Читать «Грех и другие рассказы» онлайн - страница 27

Захар Прилепин

Дед, давно уже вышедший из-за стола слушать вечерние новости, прошел мимо них из второй комнаты на улицу, привычно приговаривая словно для себя, незлобно:

— Сидите все? Как только что увиделись, приехали откуда...

Беседа случайным словом задела зарезанную нынче свинью. Катя сразу замахала руками, чтобы не слышать ничего такого, и разговорившаяся не в привычку бабушка вдруг рассказала историю, как в пору ее молодости неподалеку жила ведьма. Дурная на вид, костлявая и вечно простоволосая, что не в деревенских обычаях. Травы сушила, а то и мышей, и хвосты крысиные, и всякие хрящи других тварей.

О бабке, между иным прочим, говорили, что она в свинью превращается ночами. Решили задорные деревенские парни проверить этот слух, пробрались ночью во двор к бабке, в поросячий сарай, и в минуту отрезали свинье ухо.

А ранним утром бабку, спешившую с первым солнцем за водой к речке, впервые видели в платке, и даже под черным платком было видно, что голова у нее с одной стороны замотана тряпкой.

Катя сидела притихнув, неотрывно глядя на бабушку. Захарка смотрел Кате через плечо, в окошко, и вдруг сказал шепотом:

— Кать, а что там в окне? Никак свинья смотрит?

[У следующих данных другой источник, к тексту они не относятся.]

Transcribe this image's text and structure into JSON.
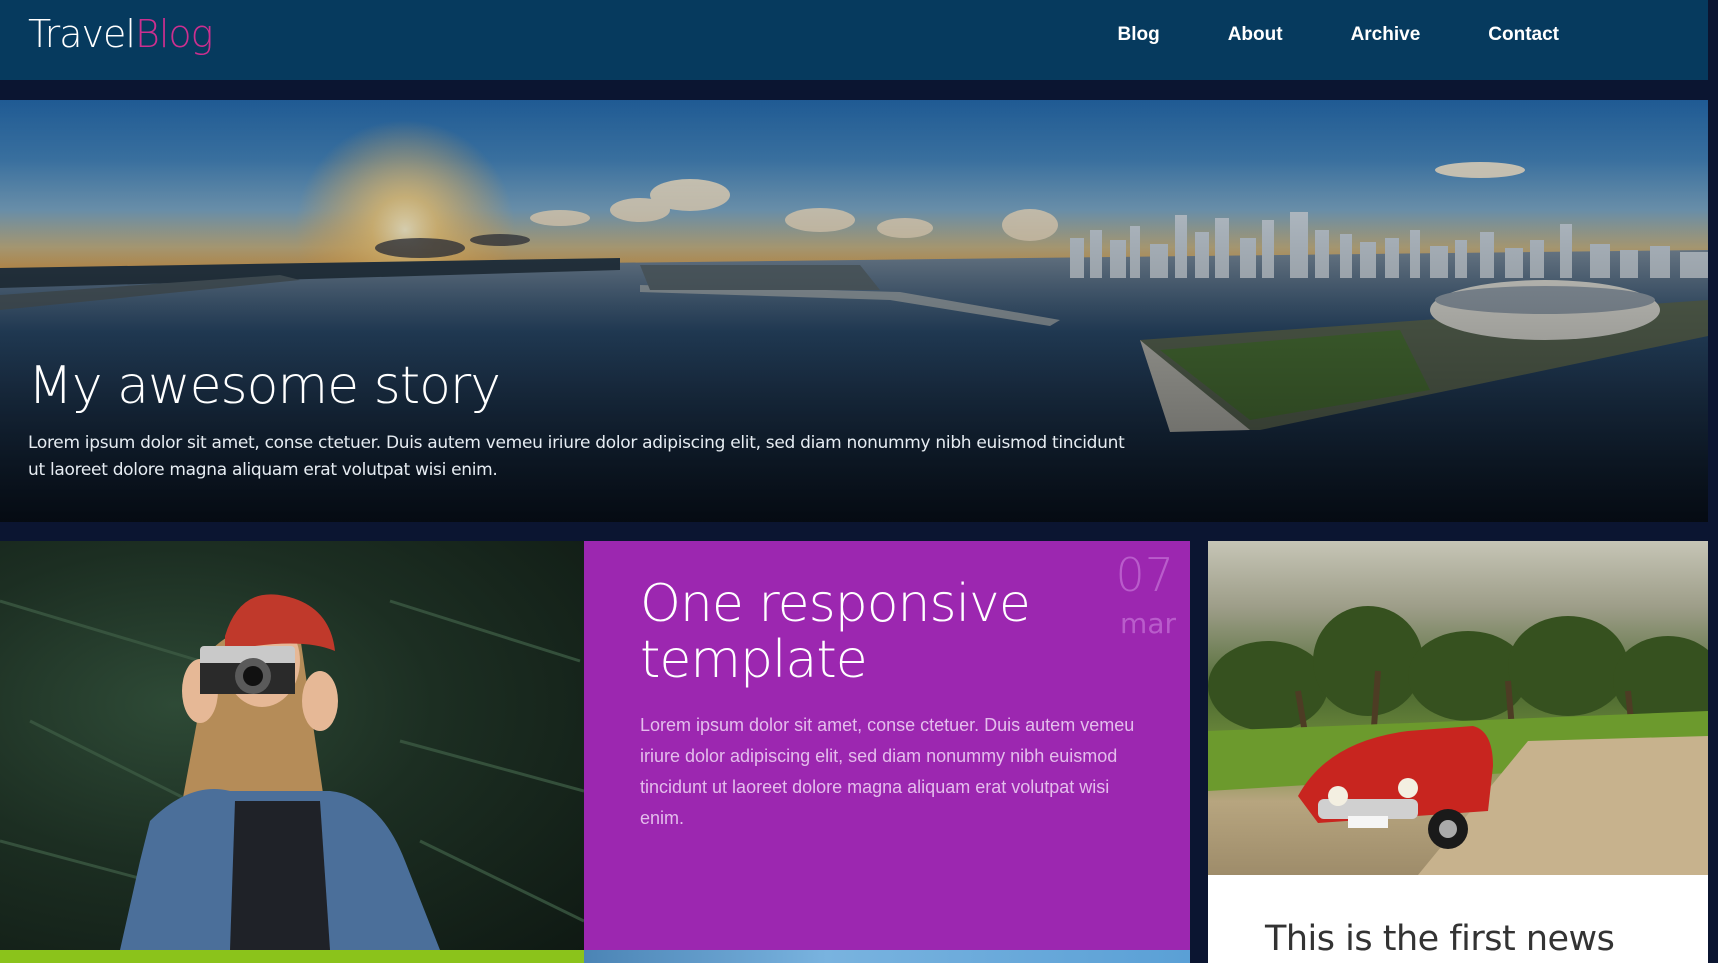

Катя вскочила и взвизгнула. Бабушка ласково засмеялась, прикрывая красивый рот кончиком платочка. Да и Катя охала, перебегая от окошка на другой конец стола, не совсем всерьез. Однако на Захарку начала ругаться очень искренне:

— Дурак какой! Я же боюсь этого всего...

Посмеялись еще немного.

— Сейчас пойдешь в свою избушку, а тебя самого свинья укусит, — посулила Катя негромко.

Захарка отчего-то подумал, что свинья укусит его за вполне определенное место и Катя о том и говорила. У него опять мягко екнуло в сердце, и он не нашелся, что ответить про свинью, потому что подумал совсем о другом.

— А ты тут оставайся спать, — предложила бабушка Захарке полувшутку, полувсерьез, словно и правда опасаясь, чтоб внука не покусала нечисть; сама бабушка никогда ничего не боялась. — Места хватит, всем постелем, — добавила она.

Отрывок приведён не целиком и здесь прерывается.